If the latter is true yesterday's speech by Paul Tucker, Deputy Governor of The Bank of England, at The Association of British Insurers’ Biennial conference in London is prescient. He said, “For the moment it is unclear – as, I must say, it is bound to be at this stage – whether the financial system can generate the expansion of credit that will most likely be necessary to support recovery”. He warned against the risks from banks simultaneously deleveraging by cutting back on the availability of credit, pointing out that “not lending would be a counterproductive business and financial strategy.”

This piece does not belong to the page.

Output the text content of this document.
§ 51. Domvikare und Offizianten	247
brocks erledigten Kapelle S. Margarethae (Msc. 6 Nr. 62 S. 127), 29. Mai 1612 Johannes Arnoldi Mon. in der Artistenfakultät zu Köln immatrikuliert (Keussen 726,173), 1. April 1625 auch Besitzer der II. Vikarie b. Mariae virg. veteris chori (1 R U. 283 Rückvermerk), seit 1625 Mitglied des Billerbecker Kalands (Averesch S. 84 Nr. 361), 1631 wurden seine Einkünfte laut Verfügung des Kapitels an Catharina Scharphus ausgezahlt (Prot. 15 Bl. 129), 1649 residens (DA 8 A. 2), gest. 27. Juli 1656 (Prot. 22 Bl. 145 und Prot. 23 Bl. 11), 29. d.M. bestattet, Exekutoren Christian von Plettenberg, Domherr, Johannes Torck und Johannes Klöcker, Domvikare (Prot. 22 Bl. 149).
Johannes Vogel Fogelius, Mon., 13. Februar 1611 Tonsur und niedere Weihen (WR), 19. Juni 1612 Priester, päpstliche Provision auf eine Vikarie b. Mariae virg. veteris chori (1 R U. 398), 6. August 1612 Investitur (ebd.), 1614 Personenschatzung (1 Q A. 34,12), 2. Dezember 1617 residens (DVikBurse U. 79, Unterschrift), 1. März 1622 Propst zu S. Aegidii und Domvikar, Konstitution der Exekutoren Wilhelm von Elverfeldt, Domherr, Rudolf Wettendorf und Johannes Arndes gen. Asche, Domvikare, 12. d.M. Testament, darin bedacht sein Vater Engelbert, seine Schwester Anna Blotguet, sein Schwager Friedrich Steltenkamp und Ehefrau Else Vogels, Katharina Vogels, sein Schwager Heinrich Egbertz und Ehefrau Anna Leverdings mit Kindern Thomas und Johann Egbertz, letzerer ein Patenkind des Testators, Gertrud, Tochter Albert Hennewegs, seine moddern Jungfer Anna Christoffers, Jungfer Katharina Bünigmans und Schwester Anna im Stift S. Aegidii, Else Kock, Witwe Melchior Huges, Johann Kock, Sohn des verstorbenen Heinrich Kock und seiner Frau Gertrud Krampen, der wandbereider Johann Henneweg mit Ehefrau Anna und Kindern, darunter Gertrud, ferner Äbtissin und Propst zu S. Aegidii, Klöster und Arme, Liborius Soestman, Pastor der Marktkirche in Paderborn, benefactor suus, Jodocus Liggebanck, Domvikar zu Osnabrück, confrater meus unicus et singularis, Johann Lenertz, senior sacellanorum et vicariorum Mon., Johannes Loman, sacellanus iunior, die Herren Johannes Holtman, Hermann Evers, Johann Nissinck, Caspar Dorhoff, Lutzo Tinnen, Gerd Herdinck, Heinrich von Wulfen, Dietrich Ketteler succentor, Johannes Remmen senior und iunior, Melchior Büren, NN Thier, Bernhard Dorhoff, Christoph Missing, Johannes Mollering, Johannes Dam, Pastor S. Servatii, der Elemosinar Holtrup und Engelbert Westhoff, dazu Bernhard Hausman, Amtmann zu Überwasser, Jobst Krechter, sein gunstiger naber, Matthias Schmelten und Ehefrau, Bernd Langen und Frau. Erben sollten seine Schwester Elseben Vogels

Nationwide is one of only 6 lender groups currently doing serious volume in the mortgage market and these rate increases will push more business to other lenders, most of whom will not want the extra volume and even if they do will in many cases not have staffed their new business departments to a level to enable them to cope with the extra demand.
I have no doubt that this, plus the increased costs of funds affecting every lender as a result of recent sharp rises in swap rates, will result in most other lenders announcing increases in the cost of their fixed rate mortgages in the very near future. The corollary is that, albeit probably after a little time lag, better rates are likely to be offered to savers prepared to tie their money up for at least 2 years.
Interest rates and equities appear to be rising because the market is coming round to the view that the economy is going to bounce back from the recession more quickly than was expected until recently. However, if rates rise too far too quickly there is a very real danger that whatever green shoots may be appearing will be strangled at birth.